Krankenversicherten drohen höhere Beiträge

Laut einer «Handelsblatt»-Umfrage schaut es düster aus bei den gesetzlichen Krankenkassen. Im ersten Halbjahr 2015 lag das Defizit demnach bei fast einer halben Milliarde Euro. Foto: Robert Schlesinger
Laut einer «Handelsblatt»-Umfrage schaut es düster aus bei den gesetzlichen Krankenkassen. Im ersten Halbjahr 2015 lag das Defizit demnach bei fast einer halben Milliarde Euro. Foto: Robert Schlesinger

Nach Jahren mit Überschüssen wird das Geld bei den Krankenkassen knapper. Nun zeichnet sich ein deutliches Defizit ab - und damit höhere Beiträge. Und die Reformen der Regierung bringen weitere Belastungen, sagen die Kassen. Die gesetzlich Krankenversicherten müssen im kommenden Jahr mit höheren Beiträgen rechnen, weil die Defizite der Kassen deutlich zunehmen.

«Zum Jahreswechsel ist ein Anstieg des durchschnittlichen Zusatzbeitragssatzes um 0,2 bis 0,3 Beitragssatzpunkte realistisch», sagte der Sprecher des GKV-Spitzenverbandes Florian Lanz am Dienstag in Berlin. 

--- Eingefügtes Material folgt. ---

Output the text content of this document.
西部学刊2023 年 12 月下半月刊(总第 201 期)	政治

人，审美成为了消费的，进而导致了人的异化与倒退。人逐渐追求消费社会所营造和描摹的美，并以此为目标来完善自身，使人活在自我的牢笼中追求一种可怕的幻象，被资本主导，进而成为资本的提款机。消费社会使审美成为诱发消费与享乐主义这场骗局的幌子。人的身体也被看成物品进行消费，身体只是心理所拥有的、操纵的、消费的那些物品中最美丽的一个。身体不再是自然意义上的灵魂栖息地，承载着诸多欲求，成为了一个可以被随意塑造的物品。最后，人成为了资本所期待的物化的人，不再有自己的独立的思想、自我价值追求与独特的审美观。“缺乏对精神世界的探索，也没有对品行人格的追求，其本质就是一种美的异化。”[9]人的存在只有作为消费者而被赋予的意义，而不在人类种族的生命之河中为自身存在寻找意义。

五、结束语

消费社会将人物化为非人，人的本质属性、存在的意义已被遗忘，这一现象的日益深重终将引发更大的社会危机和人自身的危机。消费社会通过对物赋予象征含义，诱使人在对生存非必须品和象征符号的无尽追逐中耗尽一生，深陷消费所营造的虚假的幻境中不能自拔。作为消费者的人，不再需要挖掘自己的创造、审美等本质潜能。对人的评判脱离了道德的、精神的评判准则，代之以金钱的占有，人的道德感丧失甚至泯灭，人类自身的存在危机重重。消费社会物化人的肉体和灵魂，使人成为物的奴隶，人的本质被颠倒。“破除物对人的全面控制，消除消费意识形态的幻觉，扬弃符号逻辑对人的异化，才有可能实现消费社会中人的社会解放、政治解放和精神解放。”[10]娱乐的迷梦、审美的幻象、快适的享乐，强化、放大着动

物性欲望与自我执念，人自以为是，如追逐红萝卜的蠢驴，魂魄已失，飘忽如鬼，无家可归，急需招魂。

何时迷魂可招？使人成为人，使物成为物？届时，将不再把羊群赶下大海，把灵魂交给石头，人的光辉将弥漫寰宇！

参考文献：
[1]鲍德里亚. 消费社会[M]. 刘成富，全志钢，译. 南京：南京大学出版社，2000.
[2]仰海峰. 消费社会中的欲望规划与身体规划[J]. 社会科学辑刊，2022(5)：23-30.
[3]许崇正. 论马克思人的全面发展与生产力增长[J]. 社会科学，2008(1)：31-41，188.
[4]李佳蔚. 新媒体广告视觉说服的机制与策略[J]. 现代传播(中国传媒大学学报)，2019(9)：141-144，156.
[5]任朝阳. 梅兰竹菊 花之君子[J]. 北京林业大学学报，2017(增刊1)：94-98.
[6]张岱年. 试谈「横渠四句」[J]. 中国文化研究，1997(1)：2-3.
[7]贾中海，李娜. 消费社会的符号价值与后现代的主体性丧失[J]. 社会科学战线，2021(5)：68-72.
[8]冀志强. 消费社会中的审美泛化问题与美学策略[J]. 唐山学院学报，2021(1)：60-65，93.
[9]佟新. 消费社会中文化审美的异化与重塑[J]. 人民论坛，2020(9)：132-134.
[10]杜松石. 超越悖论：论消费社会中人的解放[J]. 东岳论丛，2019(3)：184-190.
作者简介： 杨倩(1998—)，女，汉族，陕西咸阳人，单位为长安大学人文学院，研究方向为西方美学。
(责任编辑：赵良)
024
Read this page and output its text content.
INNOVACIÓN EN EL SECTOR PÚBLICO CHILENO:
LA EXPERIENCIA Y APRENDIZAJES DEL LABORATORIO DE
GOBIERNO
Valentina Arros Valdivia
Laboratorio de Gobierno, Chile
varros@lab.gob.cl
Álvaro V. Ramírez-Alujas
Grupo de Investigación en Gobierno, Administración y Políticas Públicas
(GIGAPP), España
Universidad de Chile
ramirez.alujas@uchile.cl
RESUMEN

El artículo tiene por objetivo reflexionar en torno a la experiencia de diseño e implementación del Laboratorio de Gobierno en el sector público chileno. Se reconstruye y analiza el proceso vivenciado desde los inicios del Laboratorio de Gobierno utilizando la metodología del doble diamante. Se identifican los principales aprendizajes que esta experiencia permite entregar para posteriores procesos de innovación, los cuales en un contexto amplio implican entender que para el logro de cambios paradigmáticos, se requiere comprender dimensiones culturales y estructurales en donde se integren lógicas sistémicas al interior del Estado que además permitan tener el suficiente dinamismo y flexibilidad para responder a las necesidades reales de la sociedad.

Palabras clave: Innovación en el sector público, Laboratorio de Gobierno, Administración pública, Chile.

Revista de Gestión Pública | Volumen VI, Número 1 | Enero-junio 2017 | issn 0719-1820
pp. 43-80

Die SPD will angesichts dieser Entwicklung wieder zur paritätischen Finanzierung durch Arbeitnehmer und Arbeitgeber zurückkehren. Nach Jahren mit Überschüssen und Prämienzahlungen an ihre Mitglieder fuhren die Krankenkassen laut «Handelsblatt» (Dienstag) im ersten Halbjahr ein Defizit von fast einer halben Milliarde Euro ein. Die Innungskrankenkassen lagen bei einem Minus von 118 Millionen Euro, die Betriebskrankenkassen bei 100 Millionen, die Ersatzkassen bei 191 Millionen Euro. Die Allgemeinen Ortskrankenkassen (AOK) hatten ein Defizit von 110 Millionen Euro.

Der GKV-Spitzenverband begründet diese Entwicklung damit, dass der bis Ende vergangenen Jahres geltende Einheitsbeitrag von 15,5 Prozent etlichen Kassen mehr Geld einbrachte, als sie tatsächlich an Ausgaben hatten. So konnten sie zum Teil Prämien auszahlen. Hinzu kommen Mehrausgaben vor allem für Arzneimittel und Kliniken.

Ende 2014 verfügte die Gesetzliche Krankenversicherung noch über ein Finanzpolster von mehr als 28 Milliarden Euro. Die Reserve des Gesundheitsfonds belief sich auf 12,5 Milliarden, die der Kassen auf 15,5 Milliarden Euro.

Der Beitragssatz zur Krankenversicherung setzt sich seit Jahresbeginn zusammen aus einem allgemeinen, festen Bestandteil von 14,6 Prozent, den Arbeitnehmer und Arbeitgeber je zur Hälfte bezahlen, sowie einem Zusatzbeitrag. Diesen bestimmen die Kassen nach Finanzlage regelmäßig neu. Er wird allein von den Arbeitnehmern getragen.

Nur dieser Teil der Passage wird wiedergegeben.